Appartengo a una generazione cresciuta nel mito di Armando Picchi, uomo di classe anche se livornese, amabile e ben pettinato anche se giocatore interista. Picchi giocava come libero, il difensore che non si muoveva mai dalla propria area di rigore, dentro la quale lui non faceva entrare nessuno, con l’aiuto dei terzini e dello stopper, beninteso. Poteva essere anche bassino, l’importante è che non si muovesse dalla propria area. Il libero aveva la maglia numero 6, rigorosamente, i terzini il 2 e il 3, lo stopper aveva il 5. Il marketing delle maglie non c’era, né poteva esistere una cosa come AP6. Picchi era la quintessenza del gioco all’italiana, quello che in tutto il mondo si chiama catenaccio, come in tutto il mondo allegretto, diminutivo musicale di allegro, serve ad indicare un andamento celere e vivace ma temperato. Il catenaccio è una cosa nostra, di gente come Gipo Viani, Alfredo Foni e soprattutto Nereo Rocco ed Helenio Herrera, allenatore di Picchi all’Inter. Anche noi ragazzi si giocava col libero, nel campo della parrocchia. La tattica era il contropiede, la mossa in campo degli abili di mente e d’occhio rapido ma gracili di gambe e torace, anche dentro l’area di rigore. Gracile non era Saul Malatrasi quando giocava nell’Inter e nel Milan, nato mediano e diventato libero per sostituire Armando Picchi infortunato. Ecco, Malatrasi era il vero libero, più di Picchi, perché meno di questi tecnico e recuperato da Rocco dalla serie B per giocare nel Milan e vincere nel 1969 la Coppa dei Campioni contro l'Ajax di Johan Cruijff e la Coppa Intercontinentale vinta contro l’Estudiantes de La Plata di Buenos Aires.

Devo confessare che io giocavo libero perché ero gracile e meno bravo di tutti quegli altri che correvano come matti evitando le buche più dure nel campo del prete. Di testa ero una schiappa, ma rapido di gambe. Rubavo il tempo a quelli più grossi di me, facevo un passo e mi liberavo della palla subito, per paura di prenderle.
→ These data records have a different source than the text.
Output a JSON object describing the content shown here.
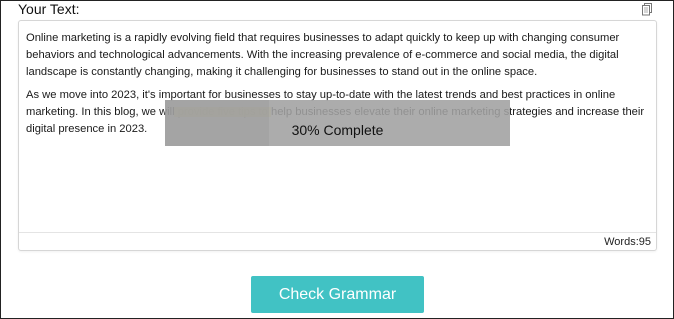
{
  "editor": {
    "label": "Your Text:",
    "copy_icon": "copy-icon",
    "paragraphs": [
      "Online marketing is a rapidly evolving field that requires businesses to adapt quickly to keep up with changing consumer behaviors and technological advancements. With the increasing prevalence of e-commerce and social media, the digital landscape is constantly changing, making it challenging for businesses to stand out in the online space.",
      "As we move into 2023, it's important for businesses to stay up-to-date with the latest trends and best practices in online marketing. In this blog, we will provide five tips to help businesses elevate their online marketing strategies and increase their digital presence in 2023."
    ],
    "word_count_label": "Words:",
    "word_count_value": "95"
  },
  "progress": {
    "percent": 30,
    "text": "30% Complete",
    "overlay_color": "#a0a0a0"
  },
  "actions": {
    "check_grammar_label": "Check Grammar",
    "button_color": "#41c2c4"
  }
}
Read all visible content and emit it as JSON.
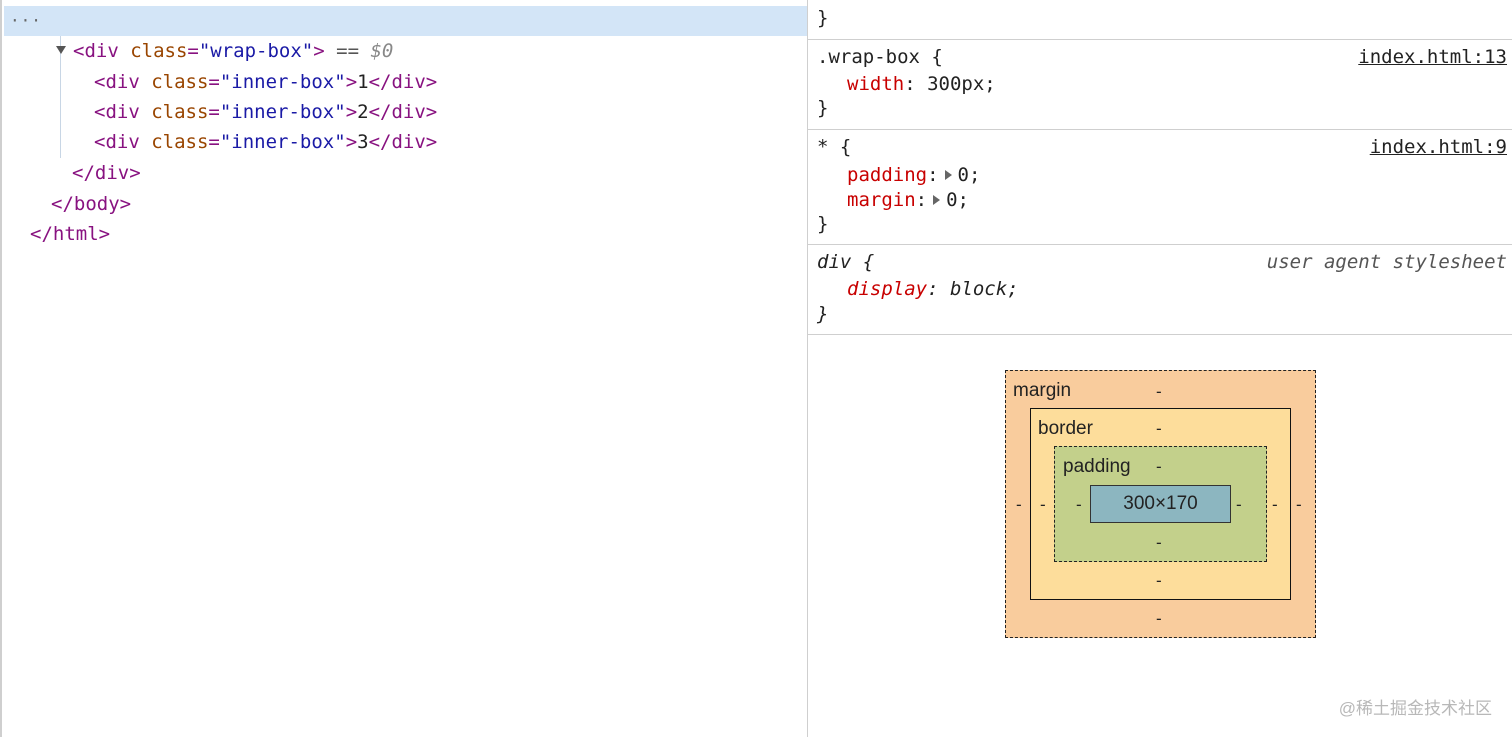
{
  "elements_panel": {
    "ellipsis": "···",
    "selected_line": {
      "open": "<div ",
      "attr": "class",
      "eq": "=",
      "value": "\"wrap-box\"",
      "close": ">",
      "equals_marker": " == ",
      "dollar_ref": "$0"
    },
    "children": [
      {
        "open": "<div ",
        "attr": "class",
        "eq": "=",
        "value": "\"inner-box\"",
        "close": ">",
        "text": "1",
        "end": "</div>"
      },
      {
        "open": "<div ",
        "attr": "class",
        "eq": "=",
        "value": "\"inner-box\"",
        "close": ">",
        "text": "2",
        "end": "</div>"
      },
      {
        "open": "<div ",
        "attr": "class",
        "eq": "=",
        "value": "\"inner-box\"",
        "close": ">",
        "text": "3",
        "end": "</div>"
      }
    ],
    "closing_div": "</div>",
    "closing_body": "</body>",
    "closing_html": "</html>"
  },
  "styles_panel": {
    "top_brace": "}",
    "rules": [
      {
        "selector": ".wrap-box {",
        "source": "index.html:13",
        "declarations": [
          {
            "prop": "width",
            "value": "300px;"
          }
        ],
        "end": "}"
      },
      {
        "selector": "* {",
        "source": "index.html:9",
        "declarations": [
          {
            "prop": "padding",
            "value": "0;"
          },
          {
            "prop": "margin",
            "value": "0;"
          }
        ],
        "end": "}"
      },
      {
        "selector": "div {",
        "source": "user agent stylesheet",
        "declarations": [
          {
            "prop": "display",
            "value": "block;"
          }
        ],
        "end": "}"
      }
    ]
  },
  "box_model": {
    "margin_label": "margin",
    "border_label": "border",
    "padding_label": "padding",
    "content_size": "300×170",
    "empty_value": "-",
    "colors": {
      "margin": "#f9cc9d",
      "border": "#fddd9b",
      "padding": "#c3d08b",
      "content": "#8cb6c0"
    }
  },
  "watermark": "@稀土掘金技术社区"
}
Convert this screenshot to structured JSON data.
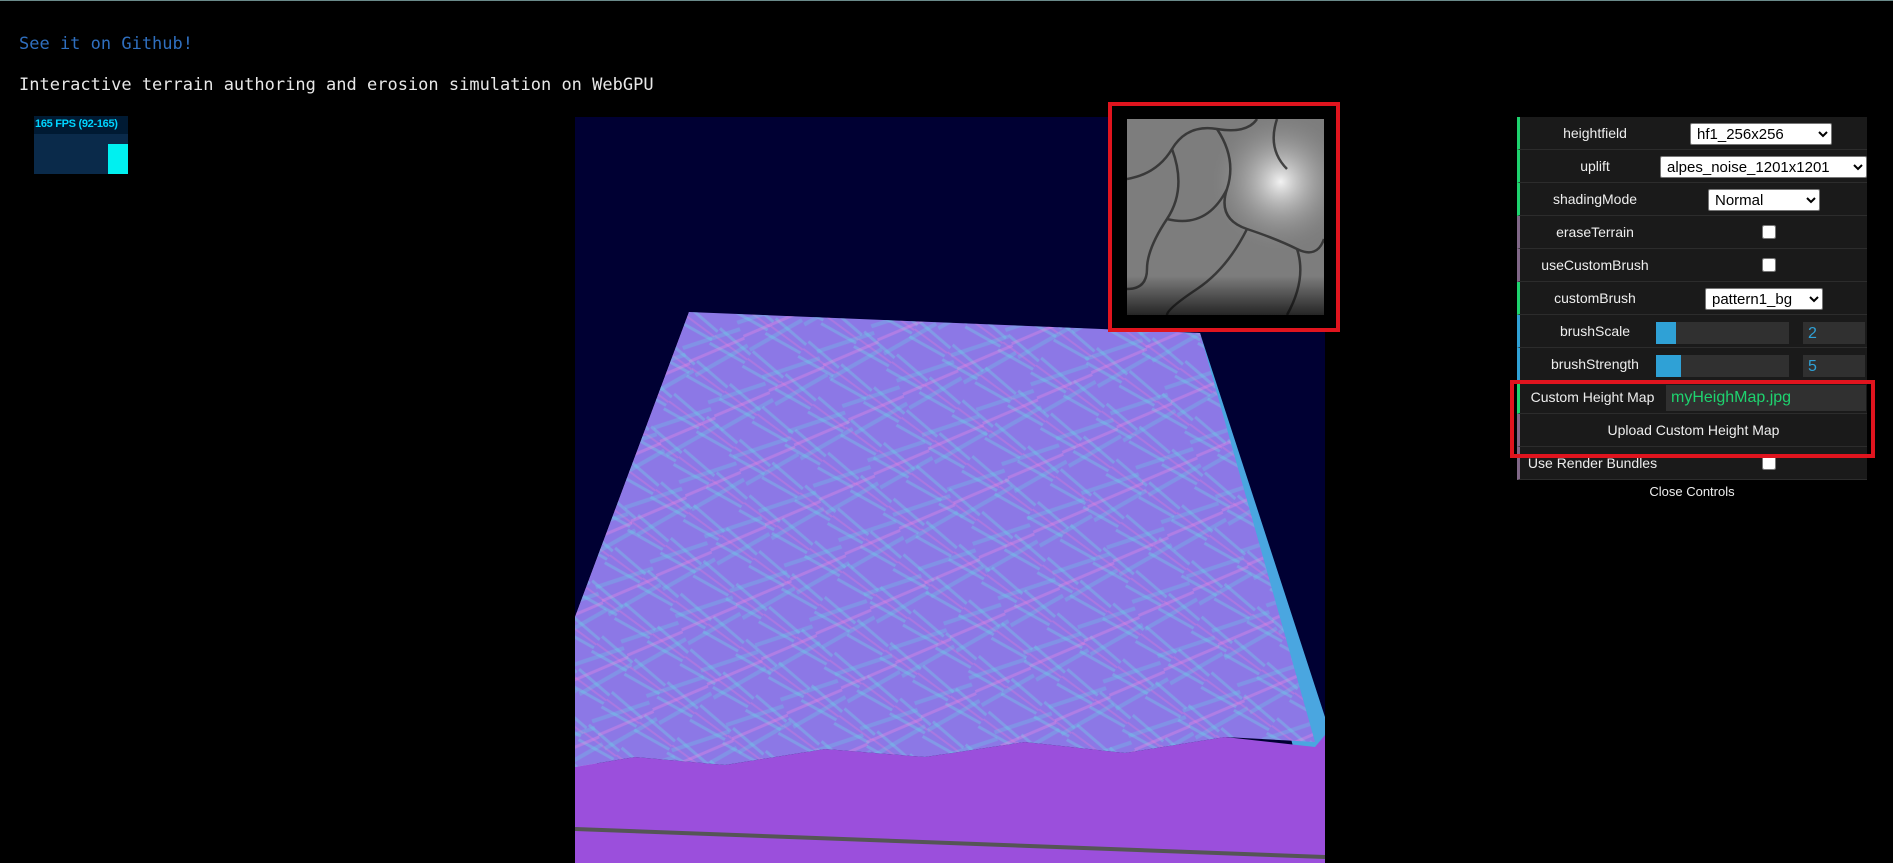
{
  "header": {
    "github_link": "See it on Github!",
    "subtitle": "Interactive terrain authoring and erosion simulation on WebGPU"
  },
  "fps_meter": {
    "label": "165 FPS (92-165)",
    "current_fraction": 0.75
  },
  "colors": {
    "link": "#2f6fbf",
    "slider_accent": "#2fa1d6",
    "string_value": "#1ed36f",
    "highlight_box": "#e0141e",
    "viewport_bg": "#000033",
    "terrain_top": "#8c78e6",
    "terrain_side": "#9b4fdc",
    "terrain_left_edge": "#d88ee0",
    "terrain_right_edge": "#4aa6e0"
  },
  "controls": {
    "heightfield": {
      "label": "heightfield",
      "value": "hf1_256x256",
      "options": [
        "hf1_256x256"
      ]
    },
    "uplift": {
      "label": "uplift",
      "value": "alpes_noise_1201x1201",
      "options": [
        "alpes_noise_1201x1201"
      ]
    },
    "shading_mode": {
      "label": "shadingMode",
      "value": "Normal",
      "options": [
        "Normal"
      ]
    },
    "erase_terrain": {
      "label": "eraseTerrain",
      "checked": false
    },
    "use_custom_brush": {
      "label": "useCustomBrush",
      "checked": false
    },
    "custom_brush": {
      "label": "customBrush",
      "value": "pattern1_bg",
      "options": [
        "pattern1_bg"
      ]
    },
    "brush_scale": {
      "label": "brushScale",
      "value": "2",
      "fraction": 0.15
    },
    "brush_strength": {
      "label": "brushStrength",
      "value": "5",
      "fraction": 0.19
    },
    "custom_height_map": {
      "label": "Custom Height Map",
      "value": "myHeighMap.jpg"
    },
    "upload_button": {
      "label": "Upload Custom Height Map"
    },
    "use_render_bundles": {
      "label": "Use Render Bundles",
      "checked": false
    },
    "close_controls": "Close Controls"
  }
}
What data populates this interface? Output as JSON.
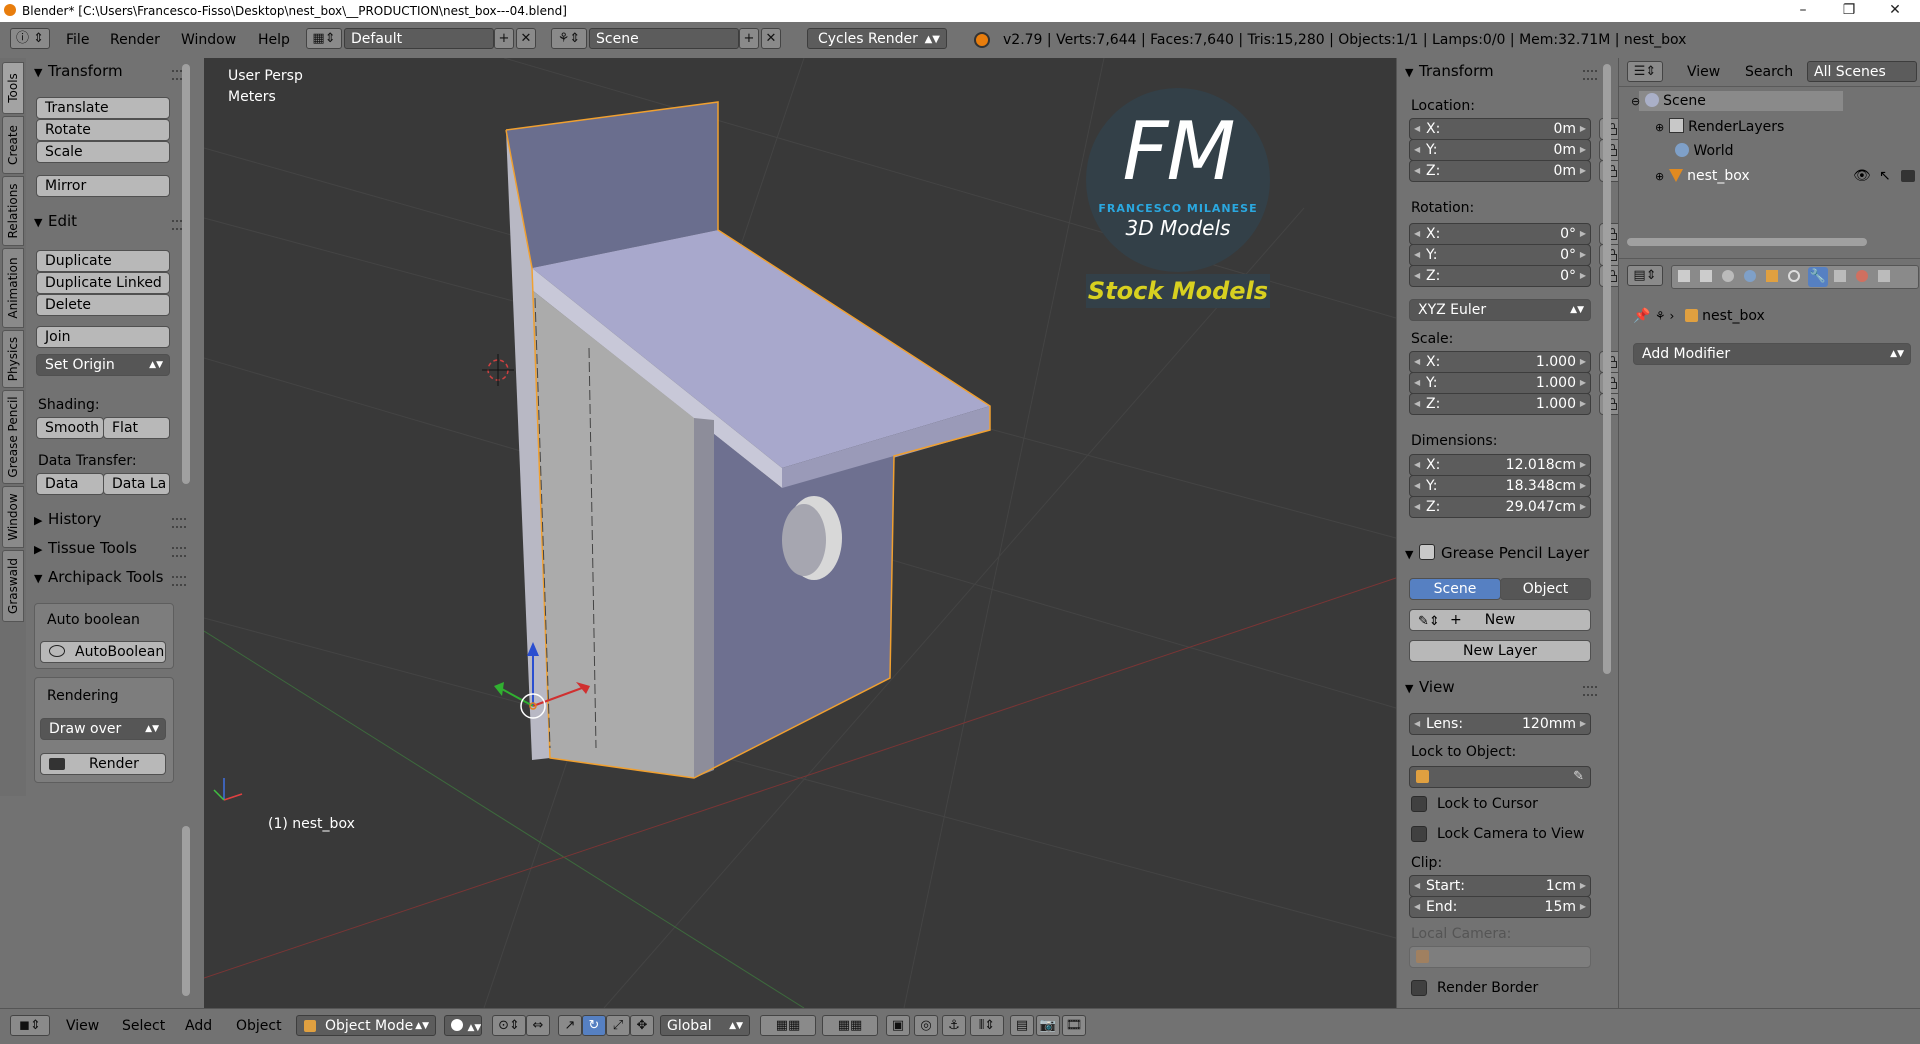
{
  "window": {
    "title": "Blender* [C:\\Users\\Francesco-Fisso\\Desktop\\nest_box\\__PRODUCTION\\nest_box---04.blend]",
    "controls": [
      "minimize",
      "restore",
      "close"
    ]
  },
  "info_header": {
    "menus": [
      "File",
      "Render",
      "Window",
      "Help"
    ],
    "screen_layout": "Default",
    "scene": "Scene",
    "render_engine": "Cycles Render",
    "stats": "v2.79 | Verts:7,644 | Faces:7,640 | Tris:15,280 | Objects:1/1 | Lamps:0/0 | Mem:32.71M | nest_box"
  },
  "tool_tabs": [
    "Tools",
    "Create",
    "Relations",
    "Animation",
    "Physics",
    "Grease Pencil",
    "Window",
    "Graswald"
  ],
  "tool_shelf": {
    "transform": {
      "title": "Transform",
      "buttons": [
        "Translate",
        "Rotate",
        "Scale",
        "Mirror"
      ]
    },
    "edit": {
      "title": "Edit",
      "buttons": [
        "Duplicate",
        "Duplicate Linked",
        "Delete",
        "Join"
      ],
      "set_origin": "Set Origin",
      "shading_label": "Shading:",
      "shading": [
        "Smooth",
        "Flat"
      ],
      "data_transfer_label": "Data Transfer:",
      "data_transfer": [
        "Data",
        "Data La"
      ]
    },
    "history": "History",
    "tissue_tools": "Tissue Tools",
    "archipack": {
      "title": "Archipack Tools",
      "auto_boolean_label": "Auto boolean",
      "auto_boolean_button": "AutoBoolean",
      "rendering_label": "Rendering",
      "draw_mode": "Draw over",
      "render_button": "Render"
    }
  },
  "viewport": {
    "view_name": "User Persp",
    "units": "Meters",
    "active_object": "(1) nest_box",
    "logo": {
      "initials": "FM",
      "name": "FRANCESCO MILANESE",
      "tagline": "3D Models",
      "banner": "Stock Models"
    }
  },
  "properties_panel": {
    "transform_title": "Transform",
    "location_label": "Location:",
    "location": [
      {
        "axis": "X:",
        "value": "0m"
      },
      {
        "axis": "Y:",
        "value": "0m"
      },
      {
        "axis": "Z:",
        "value": "0m"
      }
    ],
    "rotation_label": "Rotation:",
    "rotation": [
      {
        "axis": "X:",
        "value": "0°"
      },
      {
        "axis": "Y:",
        "value": "0°"
      },
      {
        "axis": "Z:",
        "value": "0°"
      }
    ],
    "rotation_mode": "XYZ Euler",
    "scale_label": "Scale:",
    "scale": [
      {
        "axis": "X:",
        "value": "1.000"
      },
      {
        "axis": "Y:",
        "value": "1.000"
      },
      {
        "axis": "Z:",
        "value": "1.000"
      }
    ],
    "dimensions_label": "Dimensions:",
    "dimensions": [
      {
        "axis": "X:",
        "value": "12.018cm"
      },
      {
        "axis": "Y:",
        "value": "18.348cm"
      },
      {
        "axis": "Z:",
        "value": "29.047cm"
      }
    ],
    "grease_pencil": {
      "title": "Grease Pencil Layer",
      "scene": "Scene",
      "object": "Object",
      "new": "New",
      "new_layer": "New Layer"
    },
    "view": {
      "title": "View",
      "lens_label": "Lens:",
      "lens": "120mm",
      "lock_to_object_label": "Lock to Object:",
      "lock_to_cursor": "Lock to Cursor",
      "lock_camera": "Lock Camera to View",
      "clip_label": "Clip:",
      "clip_start_label": "Start:",
      "clip_start": "1cm",
      "clip_end_label": "End:",
      "clip_end": "15m",
      "local_camera_label": "Local Camera:",
      "render_border": "Render Border"
    }
  },
  "outliner": {
    "menus": [
      "View",
      "Search"
    ],
    "filter": "All Scenes",
    "items": [
      "Scene",
      "RenderLayers",
      "World",
      "nest_box"
    ]
  },
  "properties_editor": {
    "object_name": "nest_box",
    "add_modifier": "Add Modifier"
  },
  "bottom_header": {
    "menus": [
      "View",
      "Select",
      "Add",
      "Object"
    ],
    "mode": "Object Mode",
    "orientation": "Global"
  },
  "colors": {
    "selection_outline": "#f0a030",
    "panel_bg": "#727272",
    "viewport_bg": "#393939",
    "active_tab": "#5680c2",
    "logo_blue": "#2aa8e0",
    "banner_yellow": "#d8d020"
  }
}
Però… però fuori dal campo eravamo tutti grandi esperti di calcio e calciatori, collettori di figurine ma lettori di Giovanni Arpino sul Guerin Sportivo e di Gianni Brera.

Da quest’ultimo s’imparava la geopolitica del corpo gracile, si studiava il confronto fisico tra orgogli nazionali, tra italiani sempre piccoli e smunti di fronte ai corpi angolosi degli Inglesi, che avevano le ginocchia a punta per fare male, di fronte ai corpi compatti come panzer dei Tedeschi, che in più erano biondi e baffuti. Per non dire del Brasile che schierava come terzini gente che da noi avrebbe dato le pappine a Rivera in quanto a classe e tocco di palla. E poi Pelé saltava più di Burgnich, nonostante Tarcisio protendesse invano il pugno per fermarlo nella finale di Mexico 70. A noi italiani, non ci restava che la tattica furba, un pensiero debole, una cosa smart si direbbe oggi. Ma non si dice, perché prima di ogni partita si dice sempre faremo la nostra partita, ce la giochiamo, non abbiamo timore reverenziale, anche se poi si fanno le barricate davanti alla porta.

A un certo punto alla nostra fantasia calciofila è apparso Johan Cruijff, e non da solo. Si faceva accompagnare da tipi come Suurbier, Krol e Neeskens, che tenevano sempre la palla, tanto che in porta lasciavano uno qualsiasi, il signor Jongbloed, che tutto faceva fuorché parare. Cominciava l’era del calcio totale, del gioco a tutto campo, del giocare sempre tenendo la palla. Ancora non era il tiki-taka della Spagna, non si ingannino i più giovani, ma insomma la seduzione di lasciare il gioco all’italiana per scimmiottare il calcio-spettacolo era forte. Eppure l’Olanda non vinse i Mondiali né nel 1974 né nel 1978, quando pareva che dover ricevere la Coppa d’ufficio, per forza d’inerzia. Argentina e Germania ebbero ragione degli arancioni spettacolari che tennero la palla ma non ottennero la Coppa.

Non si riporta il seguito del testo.